Dr. Deogratias Damas discusses the successful use of community drug distributors in IMA's Tanzania programs at the 2013 APHA Annual Conference.

Dr. Deogratias Damas discusses the successful use of community drug distributors in IMA’s Tanzania programs at the 2013 APHA Annual Conference.

IMA World Health/ Emily Esworthy

On Sunday, November 3, Senior Program Manager Dr. Deogratias Damas from IMA World Health Tanzania had the honor of facilitating a poster session at the 2013 APHA Annual Conference in Boston.

His poster was titled, “Empowering Communities to Deliver Public Health Interventions: Case Study of Community Drug Distributors (CDDs) in Tanzania.”

In Tanzania IMA, with the support from the USAID/RTI funded Envision program, has helped to train and manage more than 41,000 volunteer Community Drug Distributors (CDDs) who conduct the important annual mass drug administration campaigns at schools and community posts that help prevent and treat five neglected tropical diseases (NTDs) common in Tanzania. The Tanzania NTD Control Program (TZNTDCP), which is led by the Ministry of Health and Social Welfare, aims for every eligible person to take the drugs on an annual basis to control and eliminate these costly and debilitating diseases.

CDDs are volunteers selected by their communities to sensitize and educate their own community about MDAs and deliver the treatments door-to-door to all eligible community members in their designated areas. Each CDD receives the appropriate training, follow-up, tools and supervision from local health workers.
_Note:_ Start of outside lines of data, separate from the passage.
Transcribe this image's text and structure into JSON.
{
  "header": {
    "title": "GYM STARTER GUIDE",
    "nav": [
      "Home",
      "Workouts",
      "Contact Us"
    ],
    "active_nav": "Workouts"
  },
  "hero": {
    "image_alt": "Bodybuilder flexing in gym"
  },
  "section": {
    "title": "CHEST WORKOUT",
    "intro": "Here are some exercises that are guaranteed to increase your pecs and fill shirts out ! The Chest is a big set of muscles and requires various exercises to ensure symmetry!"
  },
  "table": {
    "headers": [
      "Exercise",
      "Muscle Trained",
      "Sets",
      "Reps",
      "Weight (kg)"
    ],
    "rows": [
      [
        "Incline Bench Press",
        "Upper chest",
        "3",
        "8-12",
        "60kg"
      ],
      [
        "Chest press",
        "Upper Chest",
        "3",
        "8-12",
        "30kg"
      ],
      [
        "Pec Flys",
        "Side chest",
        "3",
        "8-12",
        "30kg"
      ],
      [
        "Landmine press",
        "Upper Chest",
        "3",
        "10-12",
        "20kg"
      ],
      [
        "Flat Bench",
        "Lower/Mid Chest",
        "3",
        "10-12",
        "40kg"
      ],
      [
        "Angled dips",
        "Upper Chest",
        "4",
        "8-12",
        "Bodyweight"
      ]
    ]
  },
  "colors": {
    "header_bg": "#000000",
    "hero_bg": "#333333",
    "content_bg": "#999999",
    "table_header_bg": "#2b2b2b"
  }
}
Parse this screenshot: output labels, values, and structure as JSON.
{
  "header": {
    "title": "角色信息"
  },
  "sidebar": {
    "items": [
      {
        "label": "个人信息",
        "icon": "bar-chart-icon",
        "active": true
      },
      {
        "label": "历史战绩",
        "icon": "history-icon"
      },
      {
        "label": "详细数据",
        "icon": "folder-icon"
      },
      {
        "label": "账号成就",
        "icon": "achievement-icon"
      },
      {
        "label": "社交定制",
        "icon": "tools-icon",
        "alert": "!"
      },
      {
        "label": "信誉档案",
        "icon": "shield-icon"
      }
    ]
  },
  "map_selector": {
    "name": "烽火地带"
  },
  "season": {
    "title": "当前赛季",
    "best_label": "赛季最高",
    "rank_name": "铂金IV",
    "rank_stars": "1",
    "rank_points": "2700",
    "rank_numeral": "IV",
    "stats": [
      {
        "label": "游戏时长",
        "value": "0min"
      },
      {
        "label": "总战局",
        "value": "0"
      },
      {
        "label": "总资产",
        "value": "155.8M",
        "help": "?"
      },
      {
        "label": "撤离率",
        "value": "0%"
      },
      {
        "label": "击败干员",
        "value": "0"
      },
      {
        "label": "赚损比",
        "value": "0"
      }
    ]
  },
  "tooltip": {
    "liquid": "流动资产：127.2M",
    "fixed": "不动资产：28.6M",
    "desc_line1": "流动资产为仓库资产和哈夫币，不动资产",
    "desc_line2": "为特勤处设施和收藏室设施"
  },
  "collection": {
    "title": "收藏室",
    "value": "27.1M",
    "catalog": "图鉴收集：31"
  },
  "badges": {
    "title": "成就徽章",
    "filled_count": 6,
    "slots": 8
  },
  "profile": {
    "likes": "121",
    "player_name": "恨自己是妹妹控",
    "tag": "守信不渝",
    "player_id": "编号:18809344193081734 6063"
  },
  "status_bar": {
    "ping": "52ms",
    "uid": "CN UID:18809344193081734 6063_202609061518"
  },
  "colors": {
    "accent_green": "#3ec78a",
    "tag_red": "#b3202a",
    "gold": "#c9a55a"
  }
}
Through his poster, Dr. Damas shared the key results of empowering these local community members:

  • The use of local CDDs has enabled the program to reach remote villagesand populations which would otherwise be difficult to treat
  • Community involvement  in solving their own health problems has greatly facilitated community ownership of the program
  • Over 14 million doses of NTD preventing medication were distributed  between October 2011 and September 2012  in 13 regions of the country
  • Over 41,000 CDDs volunteered to serve their own communities between October 2011 and September 2012. All these completed the prescribed CDDs training.

Through this project, Dr. Damas concluded that public health interventions targeting hard-to-reach communities should consider engaging community members at all stages of program planning, implementation, and monitoring and evaluation. The Tanzania NTD Control Program  provides a good example of how a large-scale program with complicated logistics can target the prevention of multiple diseases successfully through the combined effort of government, donors, partners, and local communities.

Congratulations to Dr. Damas for the opportunity of sharing this program’s success and lessons learned at APHA!